I'm depressed help me?

I think I have had a pretty bad life and it all stared when my Bff died she was 12 I was 11 and I was heart broken that's when I learned to plaster a fake smile on my face every day. I still have a fake smile on my face sometimes. But after she died I didn't go to her funeral and that was one of my worst decisions of my life. If I could go back I would go and I also didn't talk to her for a couple months before her death and if I could go back I would call her everyday and vist her often but I can't go back and I am depressed. After she died my family forced us to move causing me to pretty much lose the rest of my friends I still text them sometimes but I haven't acually seen them in 3 years even though I only live 45 minutes away.

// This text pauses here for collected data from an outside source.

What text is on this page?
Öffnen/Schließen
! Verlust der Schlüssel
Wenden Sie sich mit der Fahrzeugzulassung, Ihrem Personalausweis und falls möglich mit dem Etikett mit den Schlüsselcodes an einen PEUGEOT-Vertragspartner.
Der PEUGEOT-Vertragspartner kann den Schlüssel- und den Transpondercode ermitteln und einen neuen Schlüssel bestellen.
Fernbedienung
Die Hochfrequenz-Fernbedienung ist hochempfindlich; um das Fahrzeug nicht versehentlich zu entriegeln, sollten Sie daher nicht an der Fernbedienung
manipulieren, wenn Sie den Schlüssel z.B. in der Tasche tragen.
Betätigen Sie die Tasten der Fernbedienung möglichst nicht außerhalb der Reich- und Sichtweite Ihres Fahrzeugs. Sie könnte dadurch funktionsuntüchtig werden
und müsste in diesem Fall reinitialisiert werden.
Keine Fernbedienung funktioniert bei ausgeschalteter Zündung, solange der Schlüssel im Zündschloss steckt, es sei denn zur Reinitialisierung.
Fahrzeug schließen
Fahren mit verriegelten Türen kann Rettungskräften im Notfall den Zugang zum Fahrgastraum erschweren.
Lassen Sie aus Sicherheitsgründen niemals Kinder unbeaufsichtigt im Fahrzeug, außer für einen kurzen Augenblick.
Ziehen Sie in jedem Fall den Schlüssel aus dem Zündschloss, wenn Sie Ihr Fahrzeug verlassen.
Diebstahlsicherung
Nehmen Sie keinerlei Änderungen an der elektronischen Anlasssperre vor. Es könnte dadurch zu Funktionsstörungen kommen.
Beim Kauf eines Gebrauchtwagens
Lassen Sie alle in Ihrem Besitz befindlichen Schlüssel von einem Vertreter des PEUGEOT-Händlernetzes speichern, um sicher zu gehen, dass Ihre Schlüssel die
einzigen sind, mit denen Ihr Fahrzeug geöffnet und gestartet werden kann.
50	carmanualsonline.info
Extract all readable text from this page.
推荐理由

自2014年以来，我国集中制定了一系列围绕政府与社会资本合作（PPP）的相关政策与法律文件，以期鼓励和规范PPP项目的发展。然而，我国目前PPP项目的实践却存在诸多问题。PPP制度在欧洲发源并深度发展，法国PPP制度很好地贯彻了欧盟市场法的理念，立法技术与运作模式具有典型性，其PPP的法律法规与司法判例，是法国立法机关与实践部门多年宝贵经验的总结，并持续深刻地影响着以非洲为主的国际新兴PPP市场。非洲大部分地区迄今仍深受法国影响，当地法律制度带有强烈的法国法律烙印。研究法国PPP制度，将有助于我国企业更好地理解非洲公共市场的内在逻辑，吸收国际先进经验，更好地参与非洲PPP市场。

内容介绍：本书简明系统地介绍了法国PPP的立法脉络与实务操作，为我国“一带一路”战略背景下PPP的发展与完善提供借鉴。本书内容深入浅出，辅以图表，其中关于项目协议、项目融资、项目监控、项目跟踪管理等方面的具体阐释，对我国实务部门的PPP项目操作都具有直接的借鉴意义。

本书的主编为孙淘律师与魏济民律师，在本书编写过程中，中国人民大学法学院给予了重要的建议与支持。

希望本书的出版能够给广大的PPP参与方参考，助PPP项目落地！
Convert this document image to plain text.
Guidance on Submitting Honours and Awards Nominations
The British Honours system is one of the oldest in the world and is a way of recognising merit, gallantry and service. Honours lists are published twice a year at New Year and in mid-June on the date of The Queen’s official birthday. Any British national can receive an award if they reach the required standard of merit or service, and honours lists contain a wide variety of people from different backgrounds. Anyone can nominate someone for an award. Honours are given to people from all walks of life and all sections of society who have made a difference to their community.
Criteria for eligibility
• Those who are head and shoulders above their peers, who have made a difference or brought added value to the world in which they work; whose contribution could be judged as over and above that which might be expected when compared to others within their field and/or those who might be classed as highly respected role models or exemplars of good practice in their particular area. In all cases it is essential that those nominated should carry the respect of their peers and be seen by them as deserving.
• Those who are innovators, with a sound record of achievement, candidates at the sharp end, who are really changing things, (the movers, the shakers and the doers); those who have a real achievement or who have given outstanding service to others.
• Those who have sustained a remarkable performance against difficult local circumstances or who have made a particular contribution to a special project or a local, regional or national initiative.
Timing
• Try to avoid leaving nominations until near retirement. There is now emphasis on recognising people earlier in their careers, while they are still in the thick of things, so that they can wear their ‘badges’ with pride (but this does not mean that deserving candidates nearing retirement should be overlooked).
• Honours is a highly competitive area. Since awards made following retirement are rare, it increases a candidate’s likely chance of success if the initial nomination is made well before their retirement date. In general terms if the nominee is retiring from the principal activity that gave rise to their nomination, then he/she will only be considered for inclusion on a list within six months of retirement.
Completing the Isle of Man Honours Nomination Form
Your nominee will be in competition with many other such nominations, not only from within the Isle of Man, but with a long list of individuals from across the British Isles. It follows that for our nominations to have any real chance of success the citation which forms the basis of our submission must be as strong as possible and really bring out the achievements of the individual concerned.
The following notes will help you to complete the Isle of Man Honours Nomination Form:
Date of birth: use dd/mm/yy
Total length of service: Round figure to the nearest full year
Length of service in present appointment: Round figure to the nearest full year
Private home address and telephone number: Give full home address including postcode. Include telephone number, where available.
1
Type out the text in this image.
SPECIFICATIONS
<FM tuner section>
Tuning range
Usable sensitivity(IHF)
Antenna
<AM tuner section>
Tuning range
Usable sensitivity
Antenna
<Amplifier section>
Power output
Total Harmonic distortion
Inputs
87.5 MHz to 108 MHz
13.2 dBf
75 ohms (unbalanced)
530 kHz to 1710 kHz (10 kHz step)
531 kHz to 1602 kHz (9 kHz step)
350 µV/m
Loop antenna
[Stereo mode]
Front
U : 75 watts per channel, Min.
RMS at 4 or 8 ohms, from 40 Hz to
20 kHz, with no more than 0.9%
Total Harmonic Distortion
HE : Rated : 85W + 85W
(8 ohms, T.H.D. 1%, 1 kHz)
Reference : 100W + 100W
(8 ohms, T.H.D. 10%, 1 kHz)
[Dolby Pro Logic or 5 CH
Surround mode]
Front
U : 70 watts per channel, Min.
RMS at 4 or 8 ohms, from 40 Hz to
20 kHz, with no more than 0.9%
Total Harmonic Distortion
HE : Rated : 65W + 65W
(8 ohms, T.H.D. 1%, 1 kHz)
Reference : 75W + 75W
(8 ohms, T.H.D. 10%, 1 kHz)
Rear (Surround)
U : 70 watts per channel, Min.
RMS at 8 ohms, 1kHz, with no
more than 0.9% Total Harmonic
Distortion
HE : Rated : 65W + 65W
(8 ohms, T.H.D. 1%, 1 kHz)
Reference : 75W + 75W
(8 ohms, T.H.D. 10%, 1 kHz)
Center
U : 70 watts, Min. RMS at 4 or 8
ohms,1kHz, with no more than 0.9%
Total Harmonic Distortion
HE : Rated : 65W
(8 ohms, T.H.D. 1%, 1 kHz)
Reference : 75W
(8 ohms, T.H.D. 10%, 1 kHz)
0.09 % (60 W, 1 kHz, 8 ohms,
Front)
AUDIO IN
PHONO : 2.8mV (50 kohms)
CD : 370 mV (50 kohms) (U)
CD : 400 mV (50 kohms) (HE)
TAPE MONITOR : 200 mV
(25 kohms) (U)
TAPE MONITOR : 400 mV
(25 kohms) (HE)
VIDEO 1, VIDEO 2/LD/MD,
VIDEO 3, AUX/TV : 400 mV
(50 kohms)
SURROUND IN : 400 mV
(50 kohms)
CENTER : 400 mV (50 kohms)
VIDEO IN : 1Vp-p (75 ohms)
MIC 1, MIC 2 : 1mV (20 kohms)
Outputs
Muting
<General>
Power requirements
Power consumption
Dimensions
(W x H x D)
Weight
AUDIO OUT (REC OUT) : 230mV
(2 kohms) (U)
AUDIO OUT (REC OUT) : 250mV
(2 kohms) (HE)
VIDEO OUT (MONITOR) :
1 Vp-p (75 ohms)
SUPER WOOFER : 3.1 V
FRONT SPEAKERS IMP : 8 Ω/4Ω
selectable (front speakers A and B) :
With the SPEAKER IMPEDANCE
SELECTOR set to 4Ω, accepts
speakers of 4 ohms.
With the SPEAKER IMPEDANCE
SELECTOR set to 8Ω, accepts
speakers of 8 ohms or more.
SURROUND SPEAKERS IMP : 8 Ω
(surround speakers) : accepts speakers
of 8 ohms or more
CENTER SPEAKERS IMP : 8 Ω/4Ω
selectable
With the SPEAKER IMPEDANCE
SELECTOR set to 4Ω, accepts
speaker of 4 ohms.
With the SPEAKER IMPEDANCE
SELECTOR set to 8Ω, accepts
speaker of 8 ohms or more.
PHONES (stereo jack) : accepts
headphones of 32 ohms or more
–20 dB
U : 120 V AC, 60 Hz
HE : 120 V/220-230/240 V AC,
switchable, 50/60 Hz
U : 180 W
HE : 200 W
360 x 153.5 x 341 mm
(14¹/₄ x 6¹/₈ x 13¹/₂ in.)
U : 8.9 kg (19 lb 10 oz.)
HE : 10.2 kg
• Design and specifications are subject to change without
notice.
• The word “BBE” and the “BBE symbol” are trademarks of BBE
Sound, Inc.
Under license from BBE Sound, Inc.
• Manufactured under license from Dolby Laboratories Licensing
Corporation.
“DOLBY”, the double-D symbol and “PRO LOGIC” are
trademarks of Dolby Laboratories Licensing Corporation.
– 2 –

Then about a half a year after we moved my grandpas best friend who I was very close to died and I miss him so much. I had to go to his funeral and I was so sad to see him there lying dead in a casket was herat breaking and it made me think maybe if I had gone to my friends funeral it wouldn't have helped. I just graduated freshman year of highschool and nothing bad has happened to me recently I have a wonderul life and great parents and a lot of friends and a roof over my head but I'm still depressed. This story is 100 % true I didnt make up any of it and I really think I need help. I think about killing myself constantly but I can't because I can't cause my friends and family pain. I also think about becoming anorexic because I think I'm chubby even though my friends think I'm thin and one said I could be a super model I'm on a diet where I only eat meals no snacks or desserts for me and I have started eating less at meal time some days I'm so depressed I'm not even hungry my stomach doesn't even growl but I still eat cause I know bieng anorexic is wrong. Help me please!